Sure looks that way…
US prosecutors dropped a number of charges against former Enron chief executives Ken Lay and Jeffrey Skilling as they rested their case on Tuesday.
Mr Skilling now faces 28 cases of fraud, conspiracy and insider trading, while Mr Lay faces six counts of conspiracy and fraud.
The defence is due to start making its case next Monday.
Enron collapsed in December 2001 after disclosures that it falsified accounts to hide debt and inflate profits.
The prosecution dropped three charges brought against Mr Skilling and one charge brought against Mr Lay because they had not presented any evidence for them while presenting their case.
As they wound down, prosecutors disclosed that the two defendants were paid a combined salary of nearly $375m between 1999 and 2001.
Mr Lay and Mr Skilling have pleaded not guilty to all charges, blaming Enron’s collapse on what they call rogue employees such as former chief executive officer Andrew Fastow.

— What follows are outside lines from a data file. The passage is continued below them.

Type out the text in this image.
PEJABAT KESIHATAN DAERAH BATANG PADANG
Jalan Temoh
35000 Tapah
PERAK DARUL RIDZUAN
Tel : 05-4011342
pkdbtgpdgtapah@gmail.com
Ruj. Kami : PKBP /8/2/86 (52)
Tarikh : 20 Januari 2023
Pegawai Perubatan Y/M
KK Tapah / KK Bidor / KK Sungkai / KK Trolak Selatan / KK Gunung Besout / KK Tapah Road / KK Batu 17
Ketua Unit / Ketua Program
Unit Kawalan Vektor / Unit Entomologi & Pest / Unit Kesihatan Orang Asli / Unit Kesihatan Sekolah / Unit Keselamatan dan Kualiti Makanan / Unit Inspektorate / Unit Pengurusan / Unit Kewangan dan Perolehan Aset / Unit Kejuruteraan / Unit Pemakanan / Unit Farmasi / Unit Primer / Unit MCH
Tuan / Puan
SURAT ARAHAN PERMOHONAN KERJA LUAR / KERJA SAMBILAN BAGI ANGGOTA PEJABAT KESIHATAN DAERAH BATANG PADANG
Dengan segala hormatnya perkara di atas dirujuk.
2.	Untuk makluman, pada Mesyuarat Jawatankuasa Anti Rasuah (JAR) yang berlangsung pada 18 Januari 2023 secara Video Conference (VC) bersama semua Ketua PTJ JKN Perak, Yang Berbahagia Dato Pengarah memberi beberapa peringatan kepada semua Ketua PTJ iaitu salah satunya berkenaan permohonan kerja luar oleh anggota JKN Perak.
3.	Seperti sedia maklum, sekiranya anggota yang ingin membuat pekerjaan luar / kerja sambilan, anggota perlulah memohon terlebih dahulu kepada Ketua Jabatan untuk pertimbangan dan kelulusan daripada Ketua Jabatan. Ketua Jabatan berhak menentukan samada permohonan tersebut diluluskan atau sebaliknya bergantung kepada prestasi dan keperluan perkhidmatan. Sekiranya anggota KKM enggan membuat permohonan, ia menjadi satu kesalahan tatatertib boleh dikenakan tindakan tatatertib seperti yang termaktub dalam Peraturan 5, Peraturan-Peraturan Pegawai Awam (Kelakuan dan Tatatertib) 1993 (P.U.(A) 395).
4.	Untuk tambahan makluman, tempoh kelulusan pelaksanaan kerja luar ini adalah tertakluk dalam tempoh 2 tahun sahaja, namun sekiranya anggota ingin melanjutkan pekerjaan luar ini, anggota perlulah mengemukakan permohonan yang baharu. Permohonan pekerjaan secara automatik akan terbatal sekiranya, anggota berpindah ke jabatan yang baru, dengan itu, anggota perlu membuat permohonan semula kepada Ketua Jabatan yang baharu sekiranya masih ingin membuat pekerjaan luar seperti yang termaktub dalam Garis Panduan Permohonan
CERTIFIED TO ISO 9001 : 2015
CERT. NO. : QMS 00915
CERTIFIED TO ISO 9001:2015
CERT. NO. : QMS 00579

Mr Fastow has already testified to setting up partnerships designed to help the firm hide losses of millions of dollars.
He has pleaded guilty to conspiracy and is facing 10 years in jail.
Meanwhile, here’s the lowdown on Fastow:
The government’s complaint against Enron seems to buy into this idea and the related notion that Enron was some valuable institution that “collapsed.” This myth is the same one that Skilling sold. But few are eager to disavow it because it makes everyone involved, including prosecutors (and journalists), actors in a great tragedy rather than witnesses to a much pettier scheme.

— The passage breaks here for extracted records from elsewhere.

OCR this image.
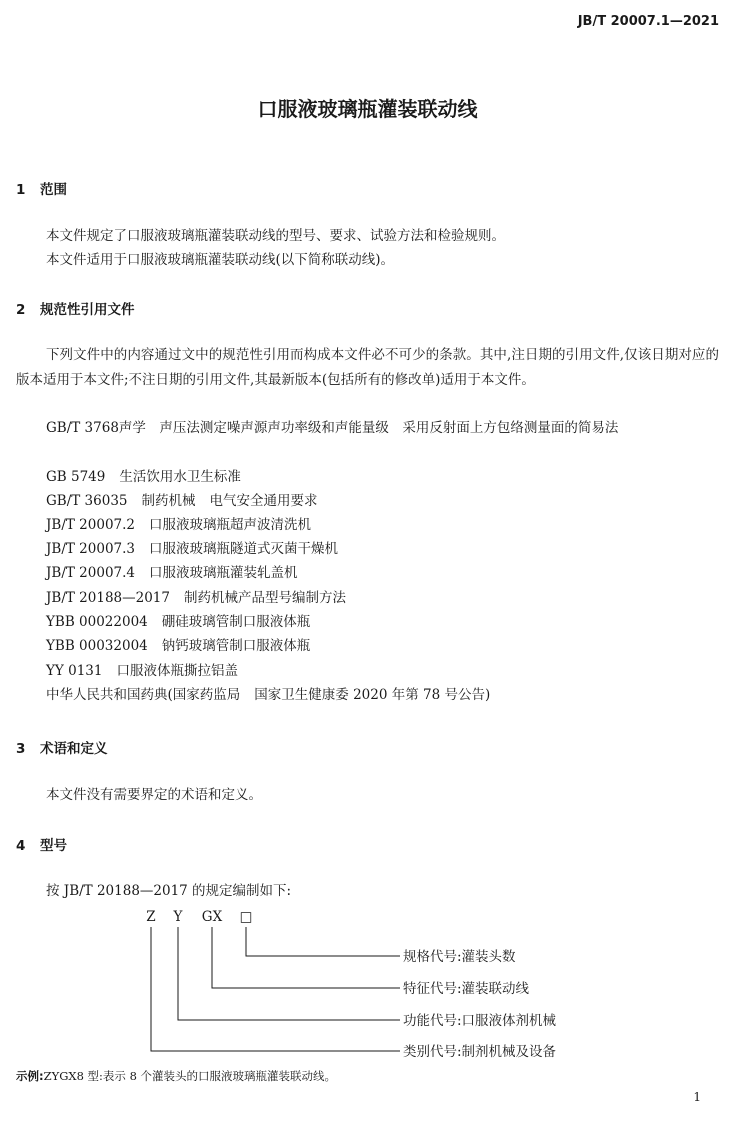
JB/T 20007.1—2021
口服液玻璃瓶灌装联动线
1 范围
本文件规定了口服液玻璃瓶灌装联动线的型号、要求、试验方法和检验规则。
本文件适用于口服液玻璃瓶灌装联动线(以下简称联动线)。
2 规范性引用文件
下列文件中的内容通过文中的规范性引用而构成本文件必不可少的条款。其中,注日期的引用文件,仅该日期对应的版本适用于本文件;不注日期的引用文件,其最新版本(包括所有的修改单)适用于本文件。
GB/T 3768声学　声压法测定噪声源声功率级和声能量级　采用反射面上方包络测量面的简易法
GB 5749 生活饮用水卫生标准
GB/T 36035 制药机械 电气安全通用要求
JB/T 20007.2 口服液玻璃瓶超声波清洗机
JB/T 20007.3 口服液玻璃瓶隧道式灭菌干燥机
JB/T 20007.4 口服液玻璃瓶灌装轧盖机
JB/T 20188—2017 制药机械产品型号编制方法
YBB 00022004 硼硅玻璃管制口服液体瓶
YBB 00032004 钠钙玻璃管制口服液体瓶
YY 0131 口服液体瓶撕拉铝盖
中华人民共和国药典(国家药监局 国家卫生健康委 2020 年第 78 号公告)
3 术语和定义
本文件没有需要界定的术语和定义。
4 型号
按 JB/T 20188—2017 的规定编制如下:
Z Y GX □
规格代号:灌装头数
特征代号:灌装联动线
功能代号:口服液体剂机械
类别代号:制剂机械及设备
示例:ZYGX8 型:表示 8 个灌装头的口服液玻璃瓶灌装联动线。
1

The charges against Fastow are pettier still. He is blamed for making side deals for himself, Kopper and even his family members. In these deals, Fastow allegedly got even richer than he would have as Enron’s CFO, even if he did have to violate the company’s vaunted code of ethics in the process.

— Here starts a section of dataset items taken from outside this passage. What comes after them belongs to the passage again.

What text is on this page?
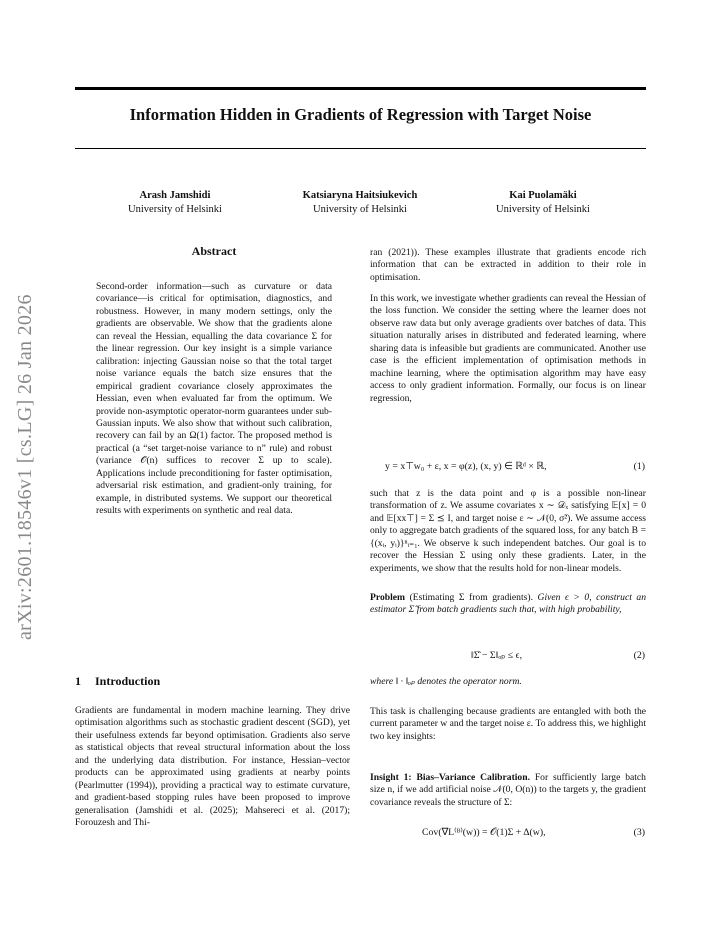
Information Hidden in Gradients of Regression with Target Noise
Arash Jamshidi
University of Helsinki
Katsiaryna Haitsiukevich
University of Helsinki
Kai Puolamäki
University of Helsinki
arXiv:2601.18546v1 [cs.LG] 26 Jan 2026
Abstract

Second-order information—such as curvature or data covariance—is critical for optimisation, diagnostics, and robustness. However, in many modern settings, only the gradients are observable. We show that the gradients alone can reveal the Hessian, equalling the data covariance Σ for the linear regression. Our key insight is a simple variance calibration: injecting Gaussian noise so that the total target noise variance equals the batch size ensures that the empirical gradient covariance closely approximates the Hessian, even when evaluated far from the optimum. We provide non-asymptotic operator-norm guarantees under sub-Gaussian inputs. We also show that without such calibration, recovery can fail by an Ω(1) factor. The proposed method is practical (a “set target-noise variance to n” rule) and robust (variance 𝒪(n) suffices to recover Σ up to scale). Applications include preconditioning for faster optimisation, adversarial risk estimation, and gradient-only training, for example, in distributed systems. We support our theoretical results with experiments on synthetic and real data.

1 Introduction

Gradients are fundamental in modern machine learning. They drive optimisation algorithms such as stochastic gradient descent (SGD), yet their usefulness extends far beyond optimisation. Gradients also serve as statistical objects that reveal structural information about the loss and the underlying data distribution. For instance, Hessian–vector products can be approximated using gradients at nearby points (Pearlmutter (1994)), providing a practical way to estimate curvature, and gradient-based stopping rules have been proposed to improve generalisation (Jamshidi et al. (2025); Mahsereci et al. (2017); Forouzesh and Thi-

ran (2021)). These examples illustrate that gradients encode rich information that can be extracted in addition to their role in optimisation.

In this work, we investigate whether gradients can reveal the Hessian of the loss function. We consider the setting where the learner does not observe raw data but only average gradients over batches of data. This situation naturally arises in distributed and federated learning, where sharing data is infeasible but gradients are communicated. Another use case is the efficient implementation of optimisation methods in machine learning, where the optimisation algorithm may have easy access to only gradient information. Formally, our focus is on linear regression,

y = x⊤w₀ + ε, x = φ(z), (x, y) ∈ ℝᵈ × ℝ,	(1)

such that z is the data point and φ is a possible non-linear transformation of z. We assume covariates x ∼ 𝒟ₓ satisfying 𝔼[x] = 0 and 𝔼[xx⊤] = Σ ⪯ I, and target noise ε ∼ 𝒩(0, σ̃²). We assume access only to aggregate batch gradients of the squared loss, for any batch B = {(xᵢ, yᵢ)}ⁿᵢ₌₁. We observe k such independent batches. Our goal is to recover the Hessian Σ using only these gradients. Later, in the experiments, we show that the results hold for non-linear models.

Problem (Estimating Σ from gradients). Given ϵ > 0, construct an estimator Σ̂ from batch gradients such that, with high probability,

‖Σ̂ − Σ‖ₒₚ ≤ ϵ,	(2)

where ‖ · ‖ₒₚ denotes the operator norm.

This task is challenging because gradients are entangled with both the current parameter w and the target noise ε. To address this, we highlight two key insights:

Insight 1: Bias–Variance Calibration. For sufficiently large batch size n, if we add artificial noise 𝒩(0, O(n)) to the targets y, the gradient covariance reveals the structure of Σ:

Cov(∇L⁽ᴮ⁾(w)) = 𝒪(1)Σ + Δ(w),	(3)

The complaint fudges the key point that the deals were made to benefit Enron. It also continually repeats the phrase that Fastow schemed “to defraud Enron and its shareholders.” But while it’s possible to do both, any coherent theory of the case would require the government to choose (or at least emphasize) one or the other.
If Fastow was acting on behalf of the company–and with the explicit or tacit cooperation of the board as well as Lay or Skilling–then the charges that he collected side payments on the fraudulent deals would seem almost not worth fussing about.
Fastow took the Fifth, so he didn’t testify. Damn shame, really; besides himself, he might have incriminated some much bigger fish.
And now, it looks as if those sharks just might swim away.